Which means that he stays in place,and so does our manager. That’s the man with seven wins from twentytwo matches since the end of the summer transfer window. But it is also the man who has delivered five titles as a manager,and won the same number as a player. A bona-fide legend in the eyes of most of us,a player who played football in a way which few of us had seen before.
Neil Lennon played The Makalele Role long before Claude Makalele did. And he stepped in after the disaster of Tony Mowbray. Should those three titles first time around have been four? Aye,probably. Given what he was up against,I’m willing to forego that as a learning curve for a new manager. And he was available to get us over the line when Rodgers abruptly left us two years ago,completing The Rebel Treble Treble. Right man at the right time for those few months,and no doubt about it. But as the long-term replacement?

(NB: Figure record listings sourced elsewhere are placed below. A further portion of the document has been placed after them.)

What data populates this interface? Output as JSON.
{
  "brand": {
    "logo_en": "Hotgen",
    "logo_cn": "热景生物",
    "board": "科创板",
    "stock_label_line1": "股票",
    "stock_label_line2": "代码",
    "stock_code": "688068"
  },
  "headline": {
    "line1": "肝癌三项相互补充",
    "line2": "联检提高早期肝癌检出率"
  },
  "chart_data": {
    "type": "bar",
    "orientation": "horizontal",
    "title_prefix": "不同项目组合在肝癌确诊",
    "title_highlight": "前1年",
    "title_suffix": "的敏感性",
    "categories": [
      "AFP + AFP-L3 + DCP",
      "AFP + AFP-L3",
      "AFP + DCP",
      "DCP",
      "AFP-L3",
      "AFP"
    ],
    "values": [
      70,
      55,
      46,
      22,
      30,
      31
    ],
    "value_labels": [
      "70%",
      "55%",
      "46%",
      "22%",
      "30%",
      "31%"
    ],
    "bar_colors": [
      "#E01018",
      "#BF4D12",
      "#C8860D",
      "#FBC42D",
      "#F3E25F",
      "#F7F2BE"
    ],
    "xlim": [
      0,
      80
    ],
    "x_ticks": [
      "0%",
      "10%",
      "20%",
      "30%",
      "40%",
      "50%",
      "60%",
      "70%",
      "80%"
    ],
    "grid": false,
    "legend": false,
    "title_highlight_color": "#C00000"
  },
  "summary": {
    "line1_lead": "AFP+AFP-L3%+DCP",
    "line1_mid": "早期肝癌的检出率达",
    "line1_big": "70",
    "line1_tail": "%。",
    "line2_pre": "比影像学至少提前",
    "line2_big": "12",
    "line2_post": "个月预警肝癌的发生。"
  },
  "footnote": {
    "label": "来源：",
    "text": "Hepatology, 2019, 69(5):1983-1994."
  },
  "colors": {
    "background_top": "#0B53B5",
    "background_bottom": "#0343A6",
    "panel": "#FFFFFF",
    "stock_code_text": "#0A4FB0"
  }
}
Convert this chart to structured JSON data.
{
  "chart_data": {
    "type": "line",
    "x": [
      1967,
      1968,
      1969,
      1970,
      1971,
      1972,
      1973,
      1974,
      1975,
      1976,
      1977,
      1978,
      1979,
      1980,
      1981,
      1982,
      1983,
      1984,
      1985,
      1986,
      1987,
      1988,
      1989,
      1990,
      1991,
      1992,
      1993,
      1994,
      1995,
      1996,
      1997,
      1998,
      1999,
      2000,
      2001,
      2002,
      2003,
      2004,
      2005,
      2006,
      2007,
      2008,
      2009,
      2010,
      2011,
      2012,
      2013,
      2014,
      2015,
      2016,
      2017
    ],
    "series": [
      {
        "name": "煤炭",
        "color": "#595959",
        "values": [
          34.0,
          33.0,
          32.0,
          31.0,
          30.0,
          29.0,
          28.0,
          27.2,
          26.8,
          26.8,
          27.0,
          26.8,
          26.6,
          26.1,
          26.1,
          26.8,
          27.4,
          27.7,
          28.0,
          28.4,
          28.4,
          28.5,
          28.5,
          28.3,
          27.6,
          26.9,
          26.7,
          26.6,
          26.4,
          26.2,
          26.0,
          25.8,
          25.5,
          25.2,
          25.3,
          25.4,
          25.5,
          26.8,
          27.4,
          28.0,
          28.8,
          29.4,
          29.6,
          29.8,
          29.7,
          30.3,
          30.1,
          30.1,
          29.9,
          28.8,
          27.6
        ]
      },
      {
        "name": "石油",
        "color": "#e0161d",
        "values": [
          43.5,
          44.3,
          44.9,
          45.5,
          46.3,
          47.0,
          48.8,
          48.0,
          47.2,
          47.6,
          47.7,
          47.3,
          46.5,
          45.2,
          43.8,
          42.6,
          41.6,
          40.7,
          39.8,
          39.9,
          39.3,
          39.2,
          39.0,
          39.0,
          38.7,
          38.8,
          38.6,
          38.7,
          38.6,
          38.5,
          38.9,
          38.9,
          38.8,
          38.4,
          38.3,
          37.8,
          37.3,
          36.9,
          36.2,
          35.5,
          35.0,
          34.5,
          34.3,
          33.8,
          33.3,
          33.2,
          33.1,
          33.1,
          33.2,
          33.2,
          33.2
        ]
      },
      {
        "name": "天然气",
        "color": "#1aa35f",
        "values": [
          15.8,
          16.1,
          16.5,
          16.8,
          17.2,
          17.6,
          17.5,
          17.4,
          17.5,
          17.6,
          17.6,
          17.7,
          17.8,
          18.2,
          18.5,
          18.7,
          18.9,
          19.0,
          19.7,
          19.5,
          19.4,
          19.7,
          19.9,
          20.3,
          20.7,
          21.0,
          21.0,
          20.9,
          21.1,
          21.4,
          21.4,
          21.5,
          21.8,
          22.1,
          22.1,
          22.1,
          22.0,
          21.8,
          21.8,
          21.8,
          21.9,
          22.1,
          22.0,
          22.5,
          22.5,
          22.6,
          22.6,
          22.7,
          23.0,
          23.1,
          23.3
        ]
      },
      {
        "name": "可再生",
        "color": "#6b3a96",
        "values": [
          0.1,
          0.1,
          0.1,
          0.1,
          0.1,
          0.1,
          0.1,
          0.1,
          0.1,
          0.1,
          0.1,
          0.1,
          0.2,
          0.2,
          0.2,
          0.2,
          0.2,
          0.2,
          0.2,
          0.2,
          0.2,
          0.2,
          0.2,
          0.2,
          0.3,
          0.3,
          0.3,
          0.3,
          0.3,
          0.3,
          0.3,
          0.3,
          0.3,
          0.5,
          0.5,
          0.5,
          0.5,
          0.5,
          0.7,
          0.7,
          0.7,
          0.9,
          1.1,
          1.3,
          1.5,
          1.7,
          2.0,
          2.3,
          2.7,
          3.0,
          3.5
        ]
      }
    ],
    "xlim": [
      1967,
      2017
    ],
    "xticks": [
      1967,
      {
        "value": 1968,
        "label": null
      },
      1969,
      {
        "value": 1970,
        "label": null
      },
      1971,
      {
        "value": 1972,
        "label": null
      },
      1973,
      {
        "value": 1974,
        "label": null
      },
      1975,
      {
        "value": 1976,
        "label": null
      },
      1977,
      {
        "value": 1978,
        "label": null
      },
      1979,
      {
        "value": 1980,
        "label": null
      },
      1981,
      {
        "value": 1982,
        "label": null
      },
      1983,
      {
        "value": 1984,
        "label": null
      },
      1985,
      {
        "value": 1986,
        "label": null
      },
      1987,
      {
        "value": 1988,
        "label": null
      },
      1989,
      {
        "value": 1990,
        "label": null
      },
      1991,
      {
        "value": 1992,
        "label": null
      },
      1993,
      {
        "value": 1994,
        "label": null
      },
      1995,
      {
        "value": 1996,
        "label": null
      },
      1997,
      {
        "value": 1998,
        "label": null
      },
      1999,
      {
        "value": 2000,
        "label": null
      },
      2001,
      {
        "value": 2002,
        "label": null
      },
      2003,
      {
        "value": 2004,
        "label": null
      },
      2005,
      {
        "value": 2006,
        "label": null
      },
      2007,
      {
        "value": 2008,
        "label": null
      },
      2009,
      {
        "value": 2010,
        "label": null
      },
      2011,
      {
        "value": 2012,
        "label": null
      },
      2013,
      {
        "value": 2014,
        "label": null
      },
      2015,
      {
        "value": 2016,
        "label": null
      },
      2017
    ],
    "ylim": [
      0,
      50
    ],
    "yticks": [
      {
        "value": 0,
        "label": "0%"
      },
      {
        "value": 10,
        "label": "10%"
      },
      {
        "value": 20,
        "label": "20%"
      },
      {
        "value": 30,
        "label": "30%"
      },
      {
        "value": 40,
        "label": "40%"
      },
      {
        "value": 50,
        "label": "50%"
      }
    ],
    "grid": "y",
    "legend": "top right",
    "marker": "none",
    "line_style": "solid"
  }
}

Surely not.
For what had Neil learned,how had the learning curve progressed,in the nine years since he first became a manager? Certainly nothing new,you only had to hear his comments about new technology. He clearly hadn’t learned much about how to utilise set-pieces to our advantage-and worse,nothing about how to defend them. But worst of all,he had nothing at all,new or otherwise,about how to coach players to bring out the best in them. All he had to offer was his motivational skills.
Since then,we have seen the team going backwards quite simply because they aren’t being coached. Not a single player has been shown how to bring about improvement in their game,and even worse is that none has shown the slightest desire to sign a new contract while he has been in charge. The players know that their careers are in a cul-de-sac,and cannot wait to get away-and due to those poor performances and diminishing lengths left on their contracts,the club is going to receive a fraction of their worth two years ago. Looks like his much-vaunted motivational skills aren’t much bloody use,to be honest.
The titles won during the tenures of Lawwell and Lennon are undeniable,let me make that plain. The cost to the club of their disastrous reigns are equally undeniable. Fergus and Tommy Burns faced a huge rebuilding job in 1994-but it was from a position of weakness brought about by their predecessors. The rebuilding job facing the successors to Lawwell and Lennon in the summer-because to keep either of them in position would be an act of supreme folly-is probably much greater.
What a legacy that is for them to leave behind.